For some households a battery system can be of great benefit and minimise a home’s reliance on the grid. However, it’s important to understand for a battery to be useful your solar system needs to be generating excess energy for the battery to store, which you can then use at night or when the sun is not out.

When selecting a battery, you’ll want to invest in a system that is most suited to your home and can drive the best return on investment (ROI). Despite a larger upfront cost, a higher quality battery may significantly increase your ROI.

    Battery systems start from $6,000 and costs can vary greatly based on the following factors:

  1. Cycle Life-Time

    The number of times a battery can fully charge and discharge.

  2. Battery Power (kW)

    How fast it can be charged or discharged.

  3. Storage Capacity (kWh)

    The maximum amount of energy a battery system can store.

  4. Battery Management System (BMS)

    An electronic ‘smart’ system that gathers data and manages the battery ensuring it does not overload or operate outside of its safe functioning zone..

  5. Inverter

    Battery systems require their own inverter if your solar system does not have a hybrid inverter.

  6. 'All-In-One Unit’

    A system which includes the battery, BMS and an inverter all in one unit.

  7. Warranty

    Length of time or cycles the battery system is under guarantee.

  8. Blackout Protection/Backup

    It’s important to note this is not a common feature of a battery system and could cost thousands of dollars to include. Blackout protection not only requires additional components but also a specialised installation and rewiring. For grid-connected homes, the cost for blackout protection can outweigh the benefit.

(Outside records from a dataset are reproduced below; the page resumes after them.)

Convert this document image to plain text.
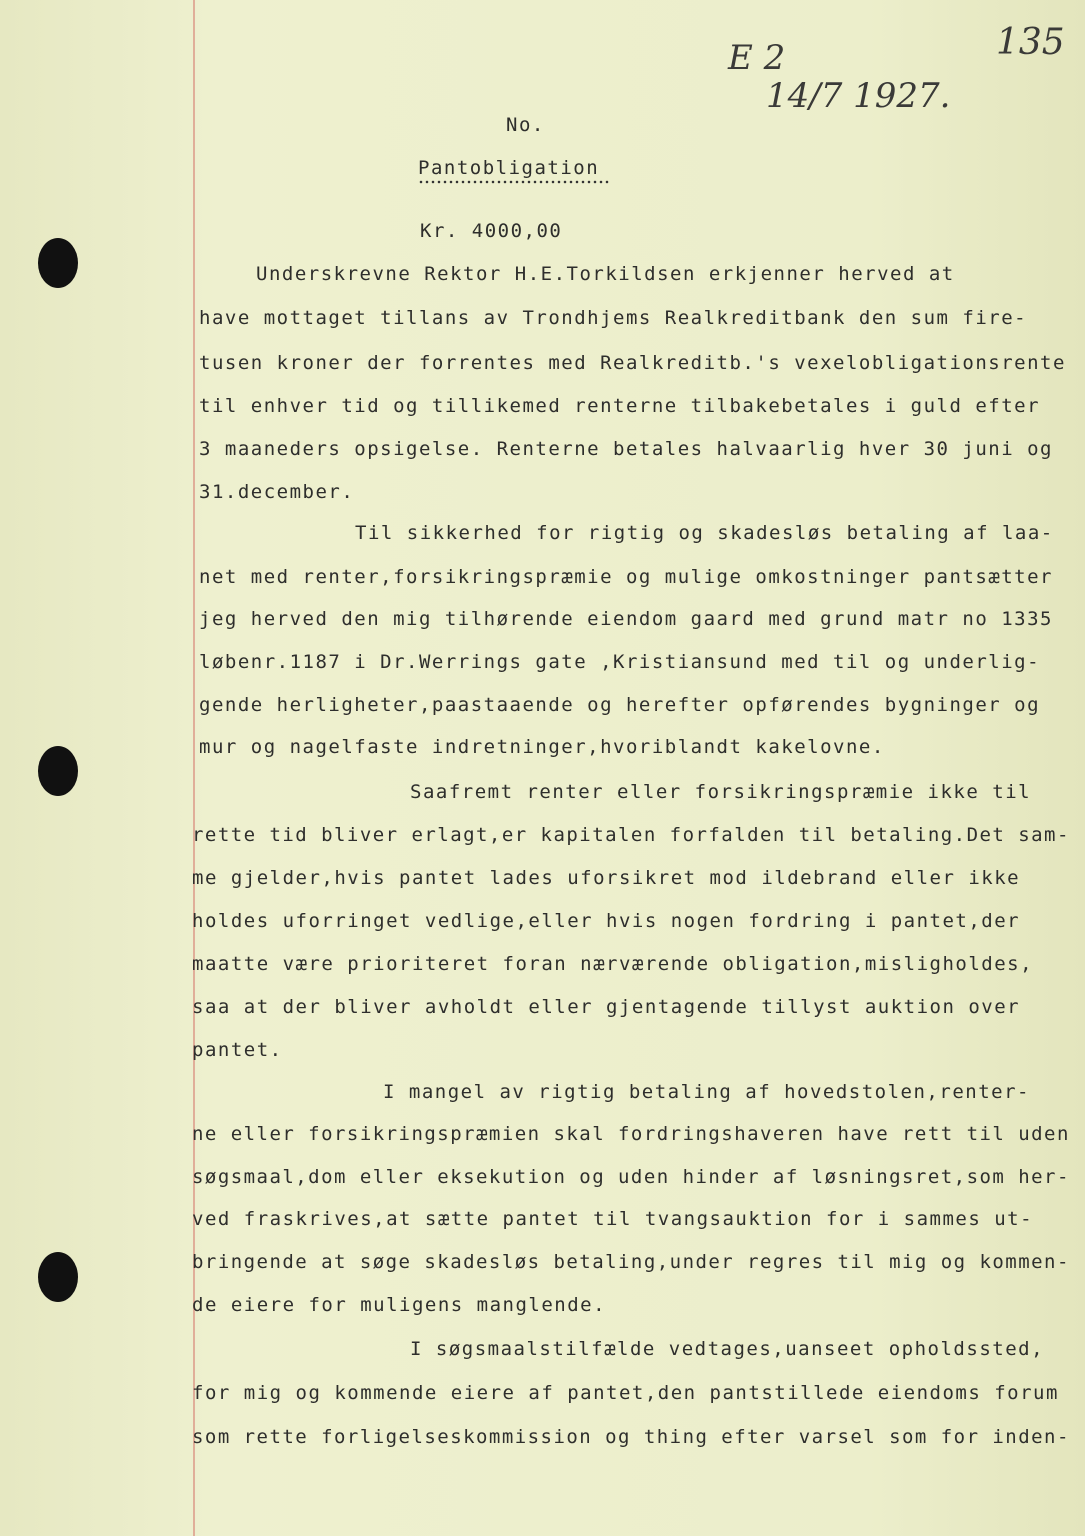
135
E 2
14/7 1927.
No.
Pantobligation
Kr. 4000,00
Underskrevne Rektor H.E.Torkildsen erkjenner herved at
have mottaget tillans av Trondhjems Realkreditbank den sum fire-
tusen kroner der forrentes med Realkreditb.'s vexelobligationsrente
til enhver tid og tillikemed renterne tilbakebetales i guld efter
3 maaneders opsigelse. Renterne betales halvaarlig hver 30 juni og
31.december.
Til sikkerhed for rigtig og skadesløs betaling af laa-
net med renter,forsikringspræmie og mulige omkostninger pantsætter
jeg herved den mig tilhørende eiendom gaard med grund matr no 1335
løbenr.1187 i Dr.Werrings gate ,Kristiansund med til og underlig-
gende herligheter,paastaaende og herefter opførendes bygninger og
mur og nagelfaste indretninger,hvoriblandt kakelovne.
Saafremt renter eller forsikringspræmie ikke til
rette tid bliver erlagt,er kapitalen forfalden til betaling.Det sam-
me gjelder,hvis pantet lades uforsikret mod ildebrand eller ikke
holdes uforringet vedlige,eller hvis nogen fordring i pantet,der
maatte være prioriteret foran nærværende obligation,misligholdes,
saa at der bliver avholdt eller gjentagende tillyst auktion over
pantet.
I mangel av rigtig betaling af hovedstolen,renter-
ne eller forsikringspræmien skal fordringshaveren have rett til uden
søgsmaal,dom eller eksekution og uden hinder af løsningsret,som her-
ved fraskrives,at sætte pantet til tvangsauktion for i sammes ut-
bringende at søge skadesløs betaling,under regres til mig og kommen-
de eiere for muligens manglende.
I søgsmaalstilfælde vedtages,uanseet opholdssted,
for mig og kommende eiere af pantet,den pantstillede eiendoms forum
som rette forligelseskommission og thing efter varsel som for inden-
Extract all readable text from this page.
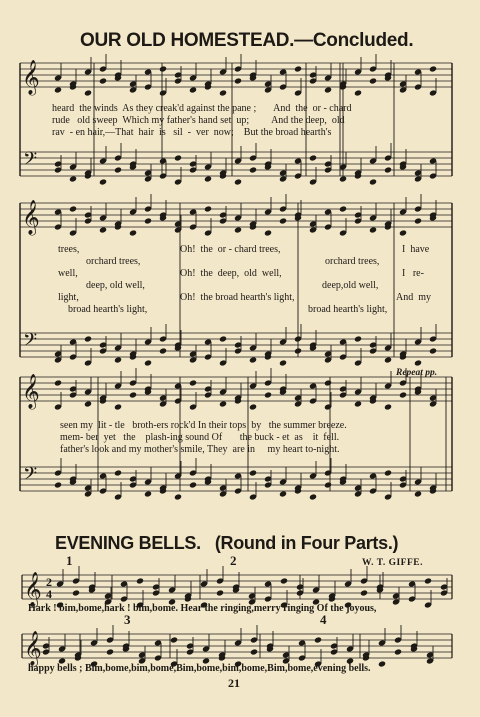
OUR OLD HOMESTEAD.—Concluded.
𝄞
𝄢
𝄞
𝄢
𝄞
𝄢
𝄞
𝄞
2
4
heard  the winds  As they creak'd against the pane ;       And  the  or - chard
rude   old sweep  Which my father's hand set  up;         And the deep,  old
rav  - en hair,—That  hair  is   sil  -  ver  now;    But the broad hearth's
trees,	Oh!  the  or - chard trees,	I  have
orchard trees,	orchard trees,
well,	Oh!  the  deep,  old  well,	I   re-
deep, old well,	deep,old well,
light,	Oh!  the broad hearth's light,	And  my
broad hearth's light,	broad hearth's light,
Repeat pp.
seen my  lit - tle   broth-ers rock'd In their tops  by   the summer breeze.
mem- ber  yet   the    plash-ing sound Of       the buck - et  as    it  fell.
father's look and my mother's smile, They  are in     my heart to-night.
EVENING BELLS. (Round in Four Parts.)
W. T. GIFFE.
1	2
3	4
Hark ! bim,bome,hark ! bim,bome. Hear the ringing,merry ringing Of the joyous,
happy bells ; Bim,bome,bim,bome,Bim,bome,bim,bome,Bim,bome,evening bells.
21
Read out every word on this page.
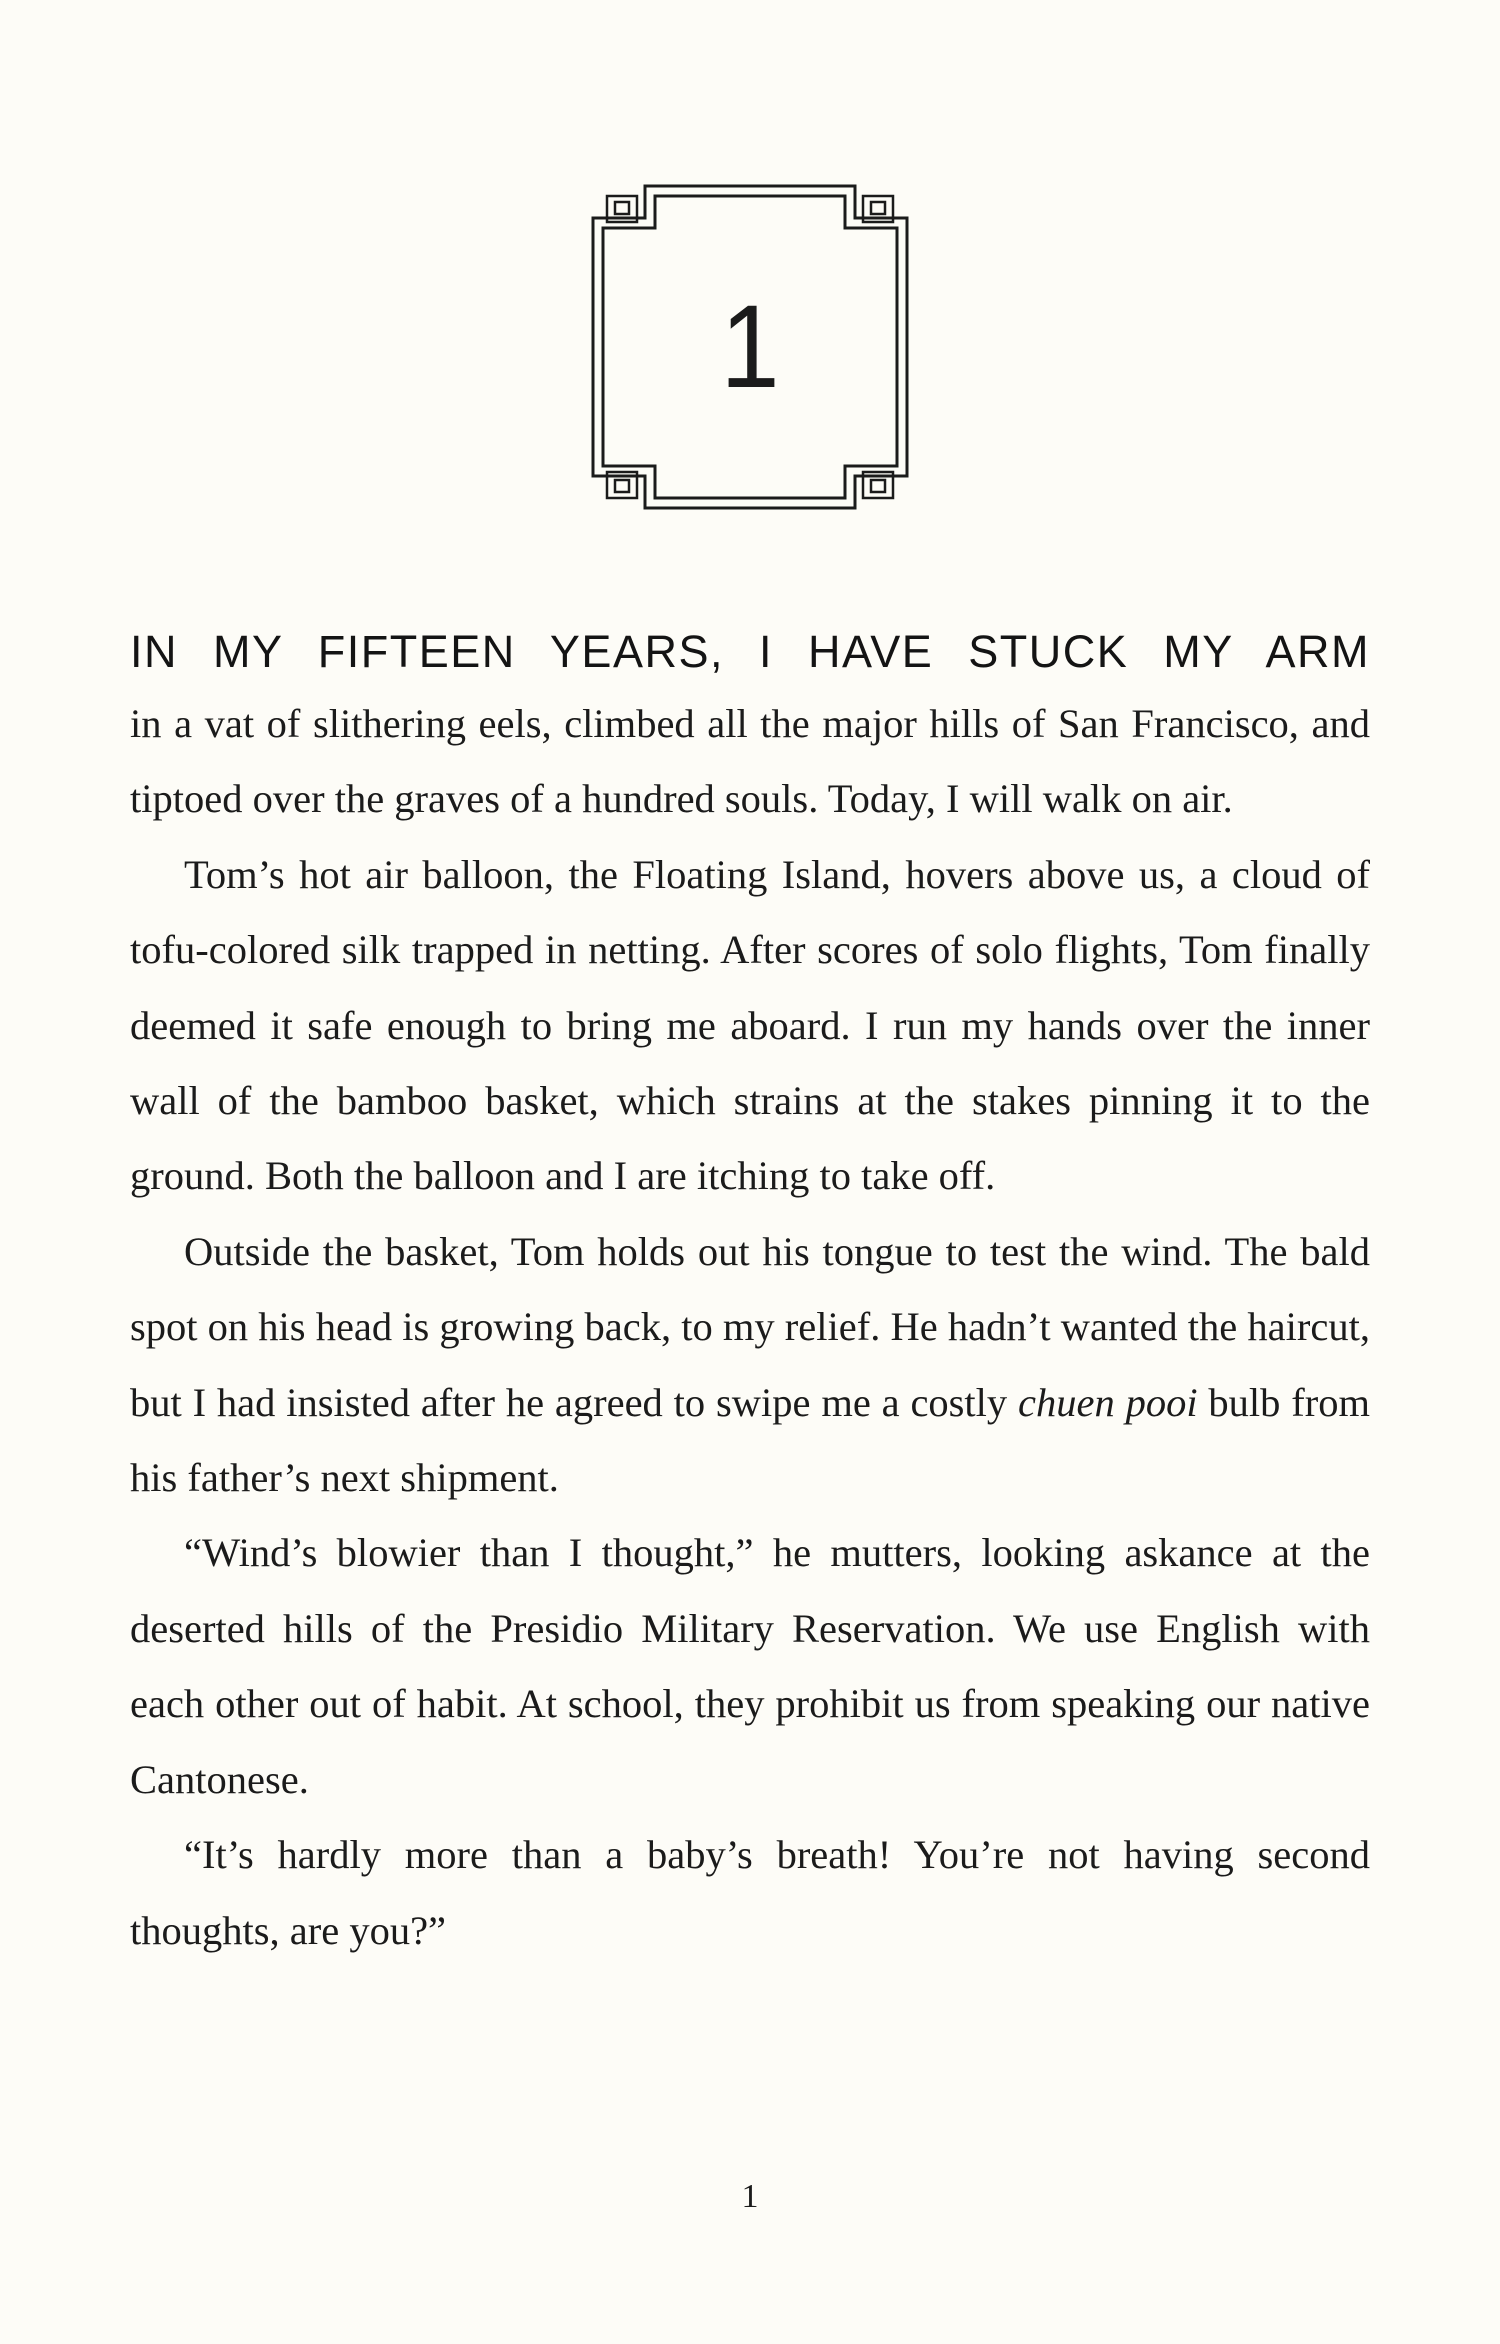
1
IN MY FIFTEEN YEARS, I HAVE STUCK MY ARM

in a vat of slithering eels, climbed all the major hills of San Francisco, and tiptoed over the graves of a hundred souls. Today, I will walk on air.

Tom’s hot air balloon, the Floating Island, hovers above us, a cloud of tofu-colored silk trapped in netting. After scores of solo flights, Tom finally deemed it safe enough to bring me aboard. I run my hands over the inner wall of the bamboo basket, which strains at the stakes pinning it to the ground. Both the balloon and I are itching to take off.

Outside the basket, Tom holds out his tongue to test the wind. The bald spot on his head is growing back, to my relief. He hadn’t wanted the haircut, but I had insisted after he agreed to swipe me a costly chuen pooi bulb from his father’s next shipment.

“Wind’s blowier than I thought,” he mutters, looking askance at the deserted hills of the Presidio Military Reservation. We use English with each other out of habit. At school, they prohibit us from speaking our native Cantonese.

“It’s hardly more than a baby’s breath! You’re not having second thoughts, are you?”

1
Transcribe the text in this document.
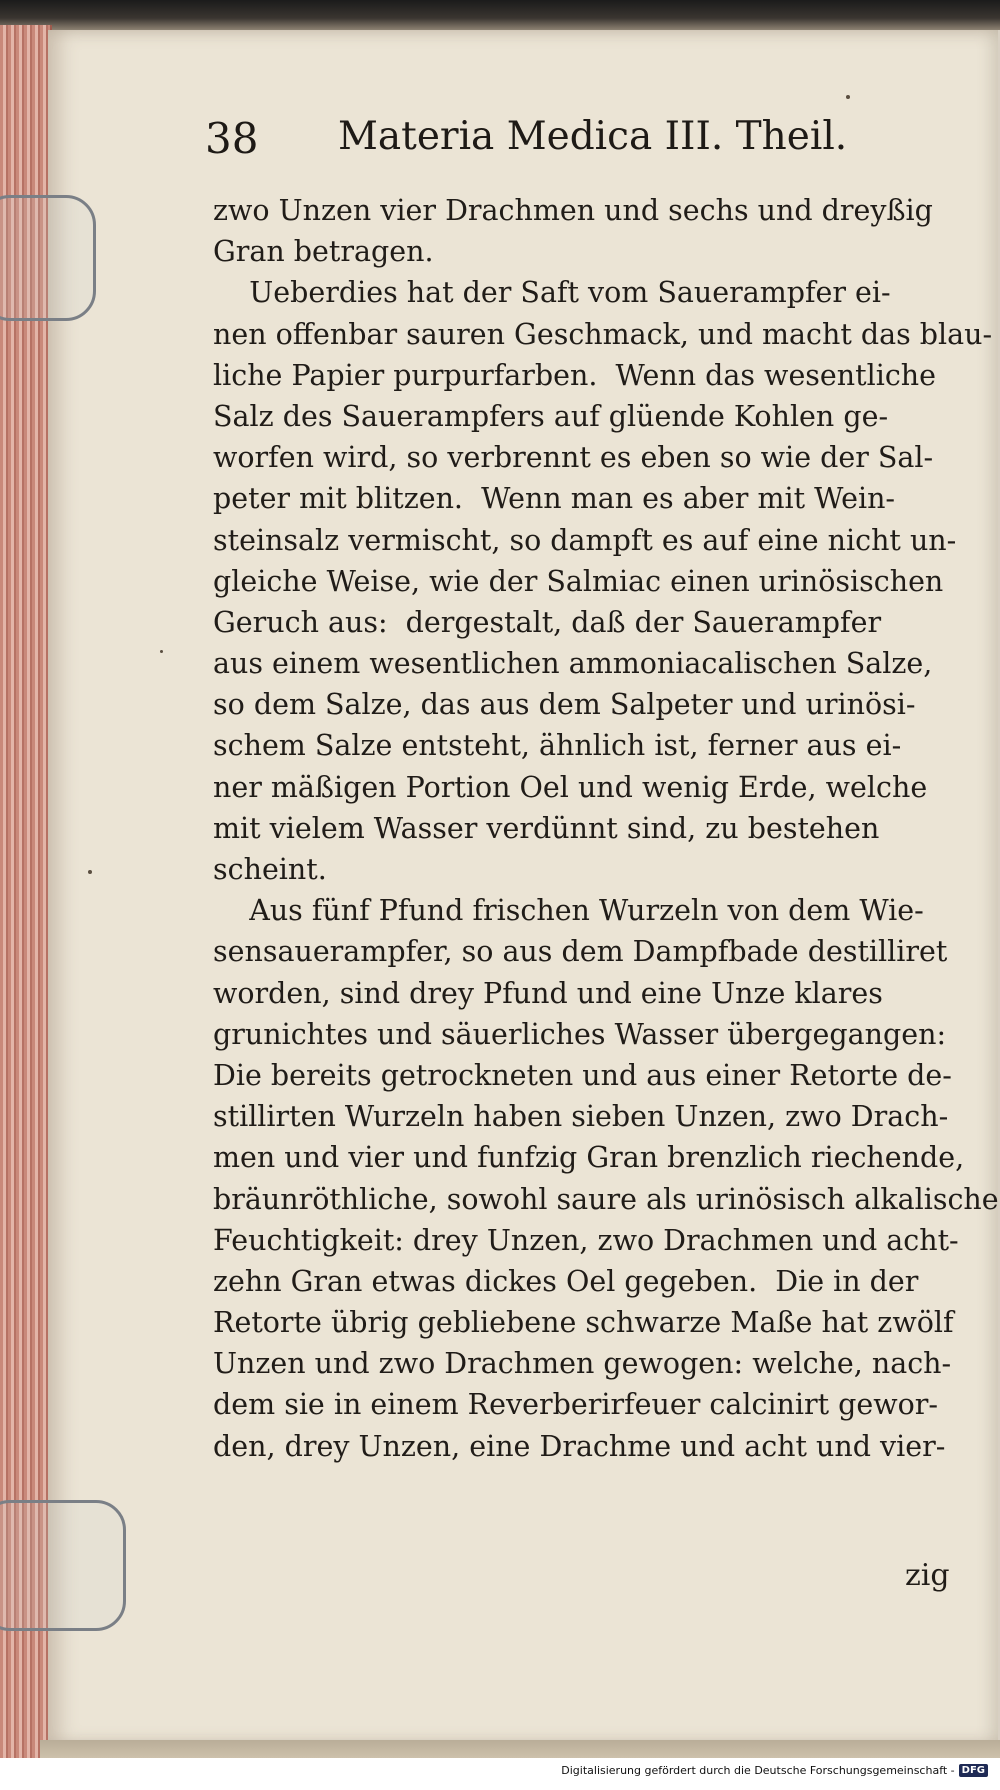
38 Materia Medica III. Theil.
zwo Unzen vier Drachmen und sechs und dreyßig
Gran betragen.
Ueberdies hat der Saft vom Sauerampfer ei-
nen offenbar sauren Geschmack, und macht das blau-
liche Papier purpurfarben.  Wenn das wesentliche
Salz des Sauerampfers auf glüende Kohlen ge-
worfen wird, so verbrennt es eben so wie der Sal-
peter mit blitzen.  Wenn man es aber mit Wein-
steinsalz vermischt, so dampft es auf eine nicht un-
gleiche Weise, wie der Salmiac einen urinösischen
Geruch aus:  dergestalt, daß der Sauerampfer
aus einem wesentlichen ammoniacalischen Salze,
so dem Salze, das aus dem Salpeter und urinösi-
schem Salze entsteht, ähnlich ist, ferner aus ei-
ner mäßigen Portion Oel und wenig Erde, welche
mit vielem Wasser verdünnt sind, zu bestehen
scheint.
Aus fünf Pfund frischen Wurzeln von dem Wie-
sensauerampfer, so aus dem Dampfbade destilliret
worden, sind drey Pfund und eine Unze klares
grunichtes und säuerliches Wasser übergegangen:
Die bereits getrockneten und aus einer Retorte de-
stillirten Wurzeln haben sieben Unzen, zwo Drach-
men und vier und funfzig Gran brenzlich riechende,
bräunröthliche, sowohl saure als urinösisch alkalische
Feuchtigkeit: drey Unzen, zwo Drachmen und acht-
zehn Gran etwas dickes Oel gegeben.  Die in der
Retorte übrig gebliebene schwarze Maße hat zwölf
Unzen und zwo Drachmen gewogen: welche, nach-
dem sie in einem Reverberirfeuer calcinirt gewor-
den, drey Unzen, eine Drachme und acht und vier-
zig
Digitalisierung gefördert durch die Deutsche Forschungsgemeinschaft - DFG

Additionally, if your purpose for adding battery is to go Off-Grid and become completely independent from the grid you will need to ensure your solar system can generate enough energy to power your home and your battery system is large enough to store this energy. For homes in metro areas going Off-grid is not cost effective and is only recommended for those in remote areas with limited access to the grid. Off-grid solar systems with battery start at approximately $30,000.